29 July 2018

So there was this article...

It was mostly someone with a disability talking about why it's hard to get the existing system of (alleged) supports for someone classified as they are classified to impose "allowed to use a laptop" on the professoriate.

So, let's see.

We've got a system that functions to turn conflict into a fight for control, which in effect means the existing organizational system exists to maintain control.

We've got at least three judgement-driven taxonomies.  (The profs, if they agree (snicker-snort), the support system, and the person, all have a different judgement driven taxonomy about what counts as "disabled".)

The entire notion of "disabled" rests on the presumption of a prescriptive norm which all meet.

There's a lot of wrong involved.

You can have success, or you can have control.  It's an exclusive "or".  This is a robust result from operations research back in the 1940s, which is probably much of why everyone hates operations research.  As an effective way to prevent change, this kind of control fight is quite excellent, and any hierarchical system is run by people determined to prevent change.  (If you're at the top of the heap, change makes you worse off.)

Judgement-driven taxonomies are inevitably materially false.  Arguing about them turns into exercises in social power. (For a semi-safely-historical example, look at the Cope-and-Marsh bone wars of the late 19th century.) 

Prescriptive norms are a tool of authoritarian control; "you must do this".  The norm -- presuming it doesn't come with a methods discussion, careful peer review, and error bars -- doesn't represent the population; it represents what the person in authority wants.  (Even with the error bars, it represents a specific population at a specific point in time.)

(No, I don't think a kid trying to get an education should start off knowing this stuff; that doesn't mean their sympathetic outrage results in an effective choice of tactics.   Especially given an environment where the older, wiser, and institutionally funded people have made such terrible errors and created a system to prevent effective change or more useful results.)

What to do instead?

Make sure the system has materially defined success criteria which are the thing used to generate feedback.  This is NOT "graduates X percentage of entering students"; it's something closer to "nothing is ever more than Y difficult to do for anybody".  (There are several devils in those details, but evaluating teaching is not about "is it possible to learn this?", it's about "did we make this more difficult than the material requires?")

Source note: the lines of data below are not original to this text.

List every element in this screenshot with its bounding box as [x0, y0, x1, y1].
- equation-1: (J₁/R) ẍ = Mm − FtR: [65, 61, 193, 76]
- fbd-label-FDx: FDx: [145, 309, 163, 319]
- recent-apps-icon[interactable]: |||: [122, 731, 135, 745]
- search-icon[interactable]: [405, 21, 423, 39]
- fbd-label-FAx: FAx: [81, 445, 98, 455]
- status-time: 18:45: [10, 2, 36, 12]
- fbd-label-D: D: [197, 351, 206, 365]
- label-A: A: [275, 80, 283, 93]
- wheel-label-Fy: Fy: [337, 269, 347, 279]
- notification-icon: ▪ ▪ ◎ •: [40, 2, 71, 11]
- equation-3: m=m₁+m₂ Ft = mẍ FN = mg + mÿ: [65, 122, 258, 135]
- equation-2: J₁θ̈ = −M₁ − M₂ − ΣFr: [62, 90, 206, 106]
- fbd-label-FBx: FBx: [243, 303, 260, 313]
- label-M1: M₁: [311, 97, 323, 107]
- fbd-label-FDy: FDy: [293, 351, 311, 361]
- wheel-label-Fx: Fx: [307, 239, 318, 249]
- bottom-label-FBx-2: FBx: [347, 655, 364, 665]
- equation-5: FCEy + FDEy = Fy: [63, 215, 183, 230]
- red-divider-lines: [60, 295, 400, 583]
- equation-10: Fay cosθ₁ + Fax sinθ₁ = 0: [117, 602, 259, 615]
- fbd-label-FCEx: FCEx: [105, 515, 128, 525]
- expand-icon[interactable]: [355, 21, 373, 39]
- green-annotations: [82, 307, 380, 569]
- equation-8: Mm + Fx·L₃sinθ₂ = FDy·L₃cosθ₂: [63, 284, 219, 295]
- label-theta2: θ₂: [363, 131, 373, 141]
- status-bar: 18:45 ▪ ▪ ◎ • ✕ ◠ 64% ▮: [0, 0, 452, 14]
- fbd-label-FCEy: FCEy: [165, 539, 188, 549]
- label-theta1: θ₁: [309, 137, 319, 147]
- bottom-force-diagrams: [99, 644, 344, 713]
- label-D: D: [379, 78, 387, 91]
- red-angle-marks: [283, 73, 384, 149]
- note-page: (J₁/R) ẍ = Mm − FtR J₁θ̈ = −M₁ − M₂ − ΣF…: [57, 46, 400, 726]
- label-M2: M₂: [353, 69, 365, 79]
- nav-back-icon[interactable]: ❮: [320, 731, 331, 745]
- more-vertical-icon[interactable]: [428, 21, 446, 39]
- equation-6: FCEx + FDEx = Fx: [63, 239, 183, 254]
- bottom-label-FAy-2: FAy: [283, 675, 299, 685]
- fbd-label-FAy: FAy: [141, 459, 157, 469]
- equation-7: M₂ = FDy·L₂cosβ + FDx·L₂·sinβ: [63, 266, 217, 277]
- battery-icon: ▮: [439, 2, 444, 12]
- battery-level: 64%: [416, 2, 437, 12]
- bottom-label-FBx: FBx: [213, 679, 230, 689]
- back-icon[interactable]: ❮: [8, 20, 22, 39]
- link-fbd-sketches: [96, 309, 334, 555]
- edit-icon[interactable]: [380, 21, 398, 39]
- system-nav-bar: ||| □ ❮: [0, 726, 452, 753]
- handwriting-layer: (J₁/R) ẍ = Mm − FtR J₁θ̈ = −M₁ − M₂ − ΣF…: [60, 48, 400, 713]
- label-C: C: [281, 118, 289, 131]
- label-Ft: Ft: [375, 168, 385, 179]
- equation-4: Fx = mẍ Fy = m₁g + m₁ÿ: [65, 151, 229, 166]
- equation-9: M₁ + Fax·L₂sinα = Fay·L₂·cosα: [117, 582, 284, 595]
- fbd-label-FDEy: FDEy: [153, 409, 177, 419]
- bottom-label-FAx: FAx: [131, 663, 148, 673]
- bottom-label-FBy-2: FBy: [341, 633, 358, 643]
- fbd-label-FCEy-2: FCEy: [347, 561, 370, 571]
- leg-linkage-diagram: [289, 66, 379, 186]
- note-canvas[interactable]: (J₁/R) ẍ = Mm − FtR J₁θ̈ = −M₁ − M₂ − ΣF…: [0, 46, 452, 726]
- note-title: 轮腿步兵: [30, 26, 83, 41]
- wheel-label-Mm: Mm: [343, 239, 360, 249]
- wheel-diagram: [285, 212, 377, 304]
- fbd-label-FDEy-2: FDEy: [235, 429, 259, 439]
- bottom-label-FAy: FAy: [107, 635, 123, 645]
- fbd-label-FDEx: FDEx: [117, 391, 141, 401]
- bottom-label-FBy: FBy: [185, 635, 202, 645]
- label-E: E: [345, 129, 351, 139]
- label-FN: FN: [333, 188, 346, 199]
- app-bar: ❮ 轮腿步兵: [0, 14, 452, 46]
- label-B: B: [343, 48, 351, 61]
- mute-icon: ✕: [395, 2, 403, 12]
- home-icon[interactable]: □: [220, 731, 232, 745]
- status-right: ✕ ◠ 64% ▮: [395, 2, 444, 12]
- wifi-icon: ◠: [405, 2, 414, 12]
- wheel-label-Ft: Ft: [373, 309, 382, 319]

Crush all use of judgement-driven taxonomy; taxonomy, outside comprehensive and testable statistical approaches, is a tool for concretizing bias in ways that make it harder to argue with.  (This is a system constraint; no judgement-driven taxonomies.)  For electronic devices in class, this goes two ways; of course you can have them, of course you're not going to use them in ways that make anyone else's learning more difficult.  ("difficult" needs to be measured, not asserted.)

If you want to constrain infrastructure to wider utility and to do it effectively, you need to specify a broad range of actions in specific material terms, you need to include actions the owners of the infrastructure want (e.g., deliveries), and you need to make it widely known that being out of compliance makes it unlawful to charge for services on those premises.  So, for example, the courier companies and the post office can specifically and without penalties refuse deliveries to commercial entities if the force required to move a set mass of package up the ramp is too high.  A legislator interested in doing a good job puts this in the commercial building code, makes it retroactive, and sets the amount of force based on a broad study of mobility aids.  ("special" is not only bad politics, it's materially wrong; the practical difference between someone with a mobility aid, someone with a baby, and someone with a lot of packages is small.)